BWW Review: SWEET WILLIAM Bats a Thousand
If baseball is America's pastime, then gossip has to be a close second.
That's precisely what playwright (and director) Doug Reed's Sweet William hits right on the head in his play filled with the sport and the sport of rumor. Gossip as juicy as a ballpark frank is what drives Broom Street Theater foray into the sport that smacks of summertime.
William "Sweet Willie" McSlide (played in flashbacks by Scott Frazier and in the present by Keith Huie) is a legendary baseball star whose reputation was always overshadowed by another player on his team - "Gentleman" Johnny Johnson (Loryn Jonelis). But the reputations of both Staten Island Ferrys players are ultimately overshadowed by scandal when the the team owner's daughter Rosalind (Kelly Maxwell) vanishes in the summer of '53.

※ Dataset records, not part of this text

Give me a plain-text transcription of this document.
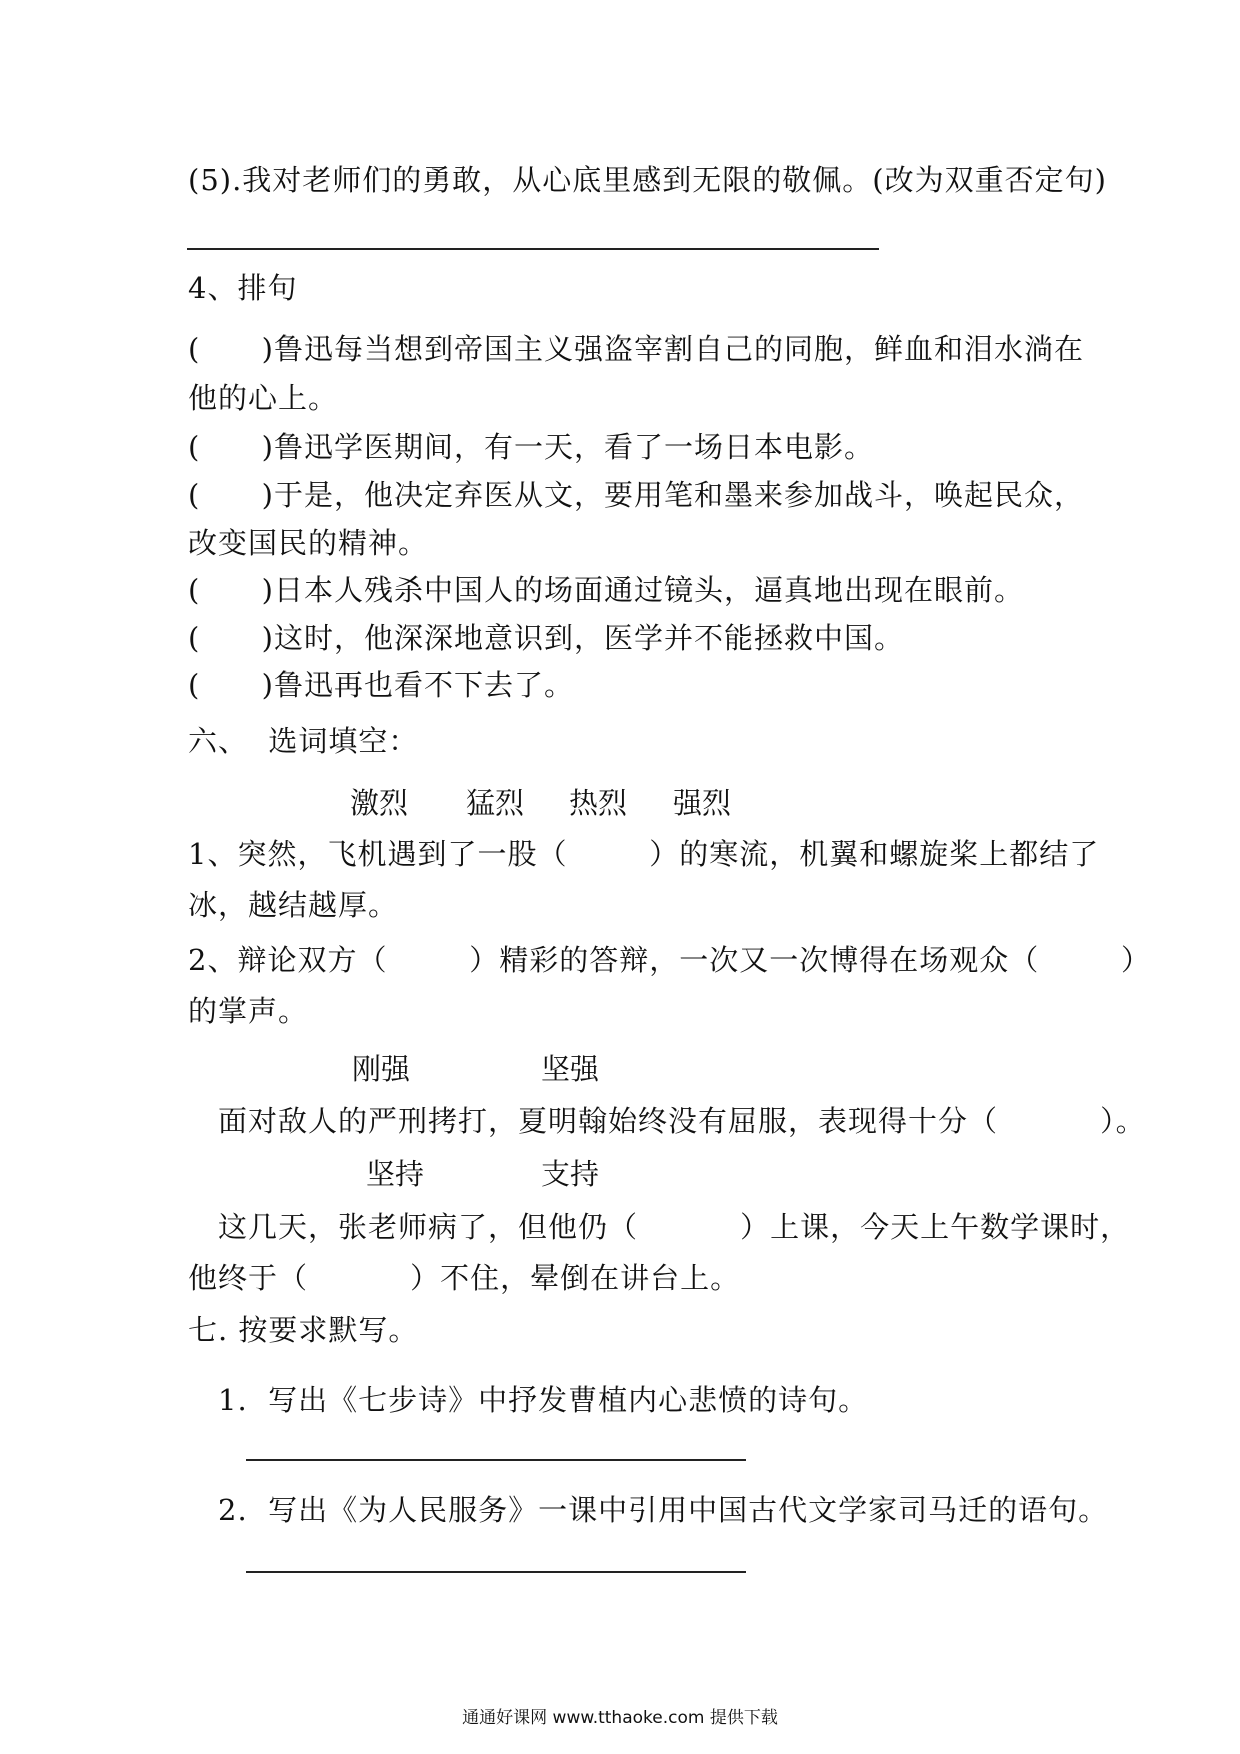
(5).我对老师们的勇敢，从心底里感到无限的敬佩。(改为双重否定句)
4、排句
(      )鲁迅每当想到帝国主义强盗宰割自己的同胞，鲜血和泪水淌在
他的心上。
(      )鲁迅学医期间，有一天，看了一场日本电影。
(      )于是，他决定弃医从文，要用笔和墨来参加战斗，唤起民众，
改变国民的精神。
(      )日本人残杀中国人的场面通过镜头，逼真地出现在眼前。
(      )这时，他深深地意识到，医学并不能拯救中国。
(      )鲁迅再也看不下去了。
六、  选词填空：
激烈 猛烈 热烈 强烈
1、突然，飞机遇到了一股（        ）的寒流，机翼和螺旋桨上都结了
冰，越结越厚。
2、辩论双方（        ）精彩的答辩，一次又一次博得在场观众（        ）
的掌声。
刚强	坚强
面对敌人的严刑拷打，夏明翰始终没有屈服，表现得十分（          ）。
坚持	支持
这几天，张老师病了，但他仍（          ）上课，今天上午数学课时，
他终于（          ）不住，晕倒在讲台上。
七. 按要求默写。
1.  写出《七步诗》中抒发曹植内心悲愤的诗句。
2.  写出《为人民服务》一课中引用中国古代文学家司马迁的语句。
通通好课网 www.tthaoke.com 提供下载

The truth behind the scandal is what documentary filmmaker Dorothy Fisher (Heather Renken) is after when she approaches Willie with her cameraman in 1999. Fisher attempts to drag the truth from Willie's sarcastic heart knowing full well how much he hates Johnny.
Little does Fisher know that the story Willie wants to tell is a hodge-podge of skirts that he chased. She has to listen to the litany of Willie's devious nature before she can find the truth she seeks.
Everything about Sweet William and Reed's text is like a box of Cracker Jack - it's delicious and the audience knows there has to be a surprise in store.
Reed employed every avenue to immerse audiences into the world of vintage baseball. From John Steeno and
Adam Loux peddling baseball cards, uncanny concession and scoreboard artwork by Hannah Sandvold, and being handed actual scorecards as programs, there is no denying that this show goes above and beyond.
Although the comedy wouldn't land as well without Huie's biting wit, Jonelis' charming smile, or Loux's ridiculous mannerisms as team owner Rothschild's butler Becksley; Reed's cast bats a thousand.
Sweet William also utilizes the power of multimedia incorporation extremely well with the use of projections designed by Taylor Kokinos that serve as visual representations of Fisher's documentary materials.
Audiences also get exposed to a fabulous commercial with an infectious sound composed by Meghan Rose and designed Dan Myers.
But no actual baseball playing is to be had in the Broom Street garage, so leave the mitts at home. The takeaway from this game is far more valuable than a game winning ball.
So, while we're waiting for the sweltering summer heat and the song of the cicada, we can enjoy the thrill of baseball without the stakes of team pride -- and the sunburn.